Most children who have spent their early years staring at a ceiling are not likely to be bothering the National Association for Gifted Children any time soon.  If they are messing around in class then it will have much more to do with fear and self-loathing than about finding the work too easy.  Like gifted children they don’t qualify for any special funding at school (the government ceased funding schemes for Gifted and Talented children earlier this year). It is worth spelling this out – a child whose early neglect and abuse renders that child often unable to function in the classroom at all receives no additional help or funding within school.  If that child has special educational needs then they will get funding, but if their difficulties are not so easy to label then unless they happen to be in an unusually understanding school, that child will perform far below their potential.  And there is more to play for here than dropping a few GCSE grades.
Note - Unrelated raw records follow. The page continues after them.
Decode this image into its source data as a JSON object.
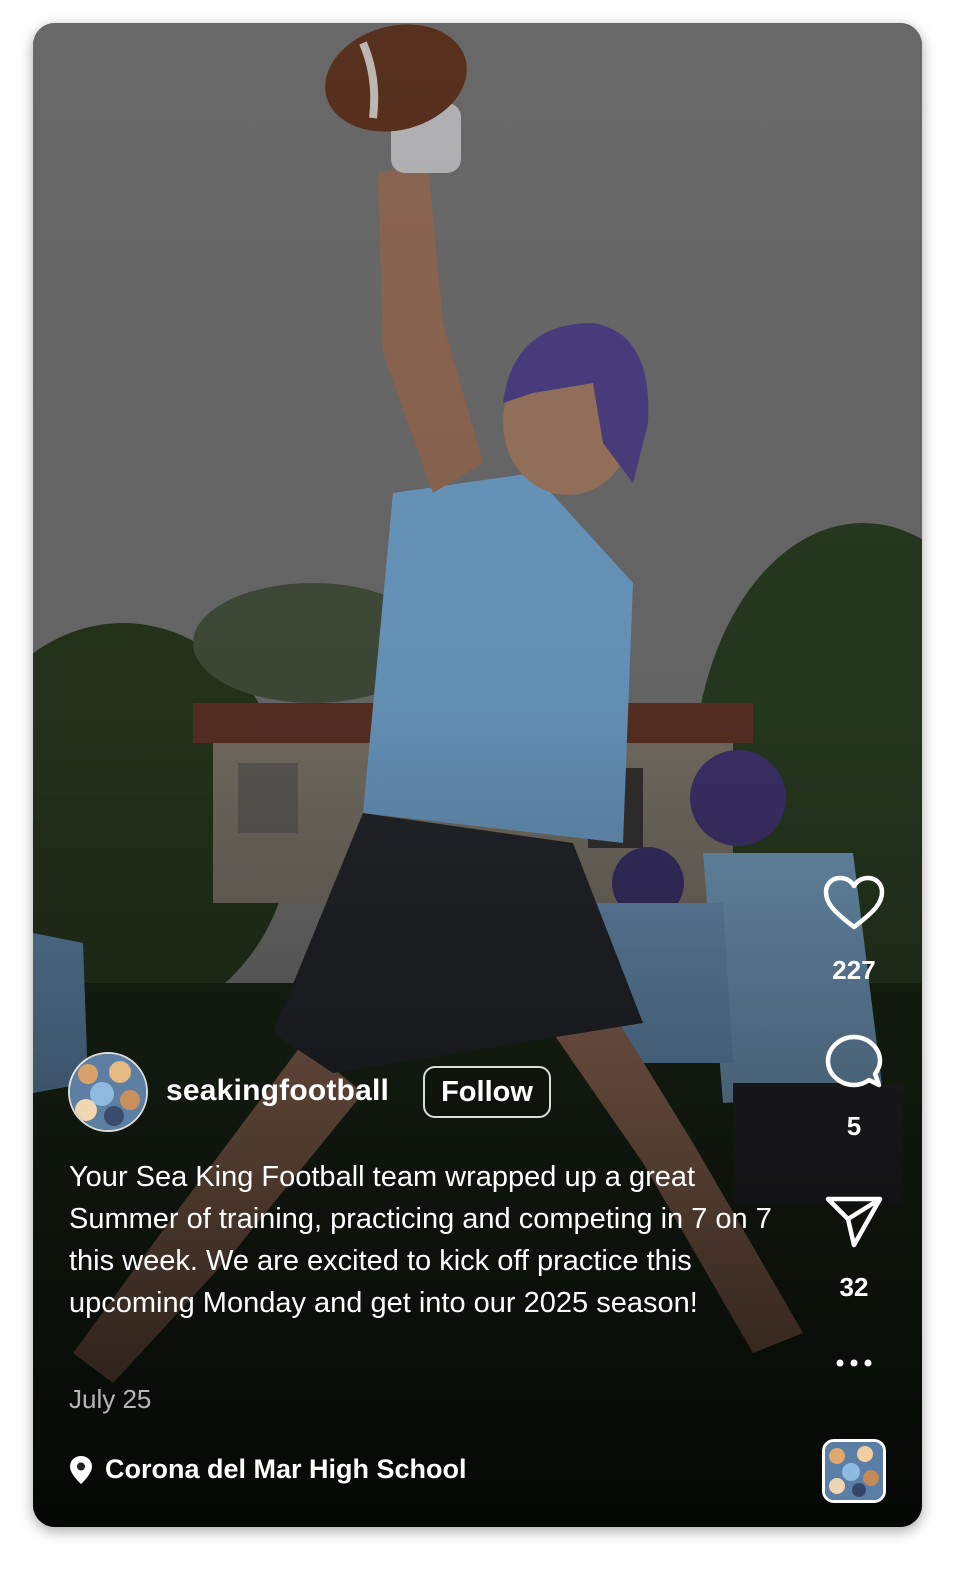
{
  "post": {
    "username": "seakingfootball",
    "follow_label": "Follow",
    "caption": "Your Sea King Football team wrapped up a great Summer of training, practicing and competing in 7 on 7 this week. We are excited to kick off practice this upcoming Monday and get into our 2025 season!",
    "date": "July 25",
    "location": "Corona del Mar High School"
  },
  "actions": {
    "likes": "227",
    "comments": "5",
    "shares": "32"
  },
  "icons": {
    "like": "heart-icon",
    "comment": "comment-bubble-icon",
    "share": "send-paper-plane-icon",
    "more": "more-dots-icon",
    "location": "location-pin-icon"
  },
  "colors": {
    "jersey": "#7fb7e6",
    "helmet": "#5a4a9a",
    "text": "#ffffff"
  }
}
So maybe those of us who parent these children need to sharpen our elbows and become more vocal.  There are many complex reasons why that is difficult.  Our children take a lot of parenting which leaves little energy left for campaigning.  We can be vilified by other parents who are fed up with our children disrupting the education of theirs, which saps one’s self-confidence.  And many of us don’t want to go broadcasting the confidential facts about our children’s background around the playground.  But maybe there could be a solution which helps everyone.  If these children who started life at the bottom of the heap, were to receive the help they so badly need then their life chances would be radically improved.  It is likely that classroom disruption would be reduced and the benefits felt by every child.  It would be money intelligently spent and the marker of a mature and caring society – a big society.